2018 in television: comedy gets serious


No other television show this year left me jarred like the second-to-last episode of Barry did. In fact, as an avid purveyor of whatever new television shows look like award bait from year to year, there still isn’t a whole lot from television that, for me, evoke the same visceral reaction as watching Barry’s emotional breakdown unfold in that episode alone. I’ve been encouraging people to watch Barry by likening the feeling I got from the latter half of the season to those that come with seeing the most heart-wrenching episodes of Breaking Bad for the first time. Yet, it’s a comparison that somehow feels wrong to make — after all, we’re talking about Barry here, a half hour comedy starring New York’s hottest Weekend Update correspondent.

Upon release, however, critics (and well-deserved Emmy wins) unexpectedly flocked to Barry, a dark horse amongst the often uninspired sitcoms that pop up left and right. Praised were the quick writing, tense narrative and Bill Hader’s dramatic acting alike his comedic moments. Comedic actors generally have to work hard to be taken seriously; yet, this 30 minute laugh-out-loud comedy with perhaps the most ridiculous premise of the year (he’s a hitman who dreams of becoming an actor!) offered the intensity necessary to pull every facet of its lead’s acting chops out.

The trend only becomes clear with more reflection, but it’s been present for a while. As 2018 draws to a conclusion, it’s safe to say this year’s seen some of the best of comedy, a sign of what’s to come in the future. There’s the poignant life lessons offered beneath the juvenile veneer of American Vandal; the uniqueness behind Maniac’s exploration of genre-bending and overall experimentation with the format; Atlanta, Insecure and Bojack Horseman are some brilliant examples.

Even shows based in reality had a minute, like when Sacha Baron Cohen’s hugely discussed 20-or-so minute political satire Who Is America? made the world sit and question the people they were making famous, and we can’t forget the strange sadness that overtook TV fans as a whole upon hearing Nathan For You wasn’t returning for another thoughtful season.

If 2018 in television proved anything, it was that even comedy can come to bat in the big leagues, offering the same raw intense and poignant nature only present in prestige TV. In fact, if 2018 in television proved anything, it’s that comedy may very well be the future of prestige TV.

As of late, comedy isn’t straying away from the possibilities to get dark, to get weird, to unexpectedly drag viewers away from the prospect of mindless entertainment and into worlds built on sentiment or high-stakes situations. You’ll laugh as expected, but you’ll also cry or panic or simply sit and really think about what you just watched. It’s a weird step for comedy to take, but judging by the quality of these shows, it’s the best one possible.

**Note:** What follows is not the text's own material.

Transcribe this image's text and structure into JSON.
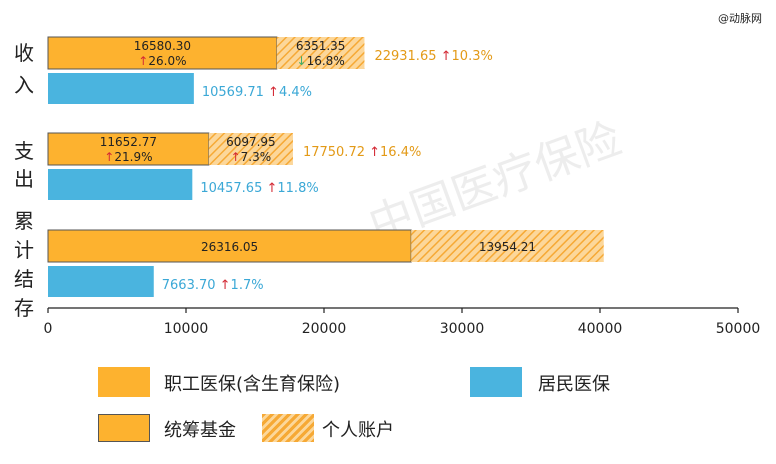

It’s only in recent years that television has become accepted as an art form, largely due to prestige hour-long programming offered by HBO and the like. Now, comedies are getting their chance to shine. 2018 television opted to put laugh tracks and of-the-week scenarios in the past, trading in all the tired tropes for instruments that pull at your heartstrings but make you laugh all the same. Writing good comedy in itself is quite hard to master, so it feels like it’s about time to see the genre beginning to be shopped around with the same level of serious thought put into it as primetime dramas — not to mention, lauded with the same respect.

Looking forward, it seems to be only up from here for comedy in television. 2018’s comedy lineup, in my opinion, was the best we’ve seen in years — when it wasn’t creating an atmosphere for heavy contemplation, it was striking the audience with heavy narratives, overall demanding to be acknowledged and taken seriously like never before. Barry and those that take after it have proven that comedy is no longer just background noise or lighthearted distraction; it’s an artistic force that’s come to compete.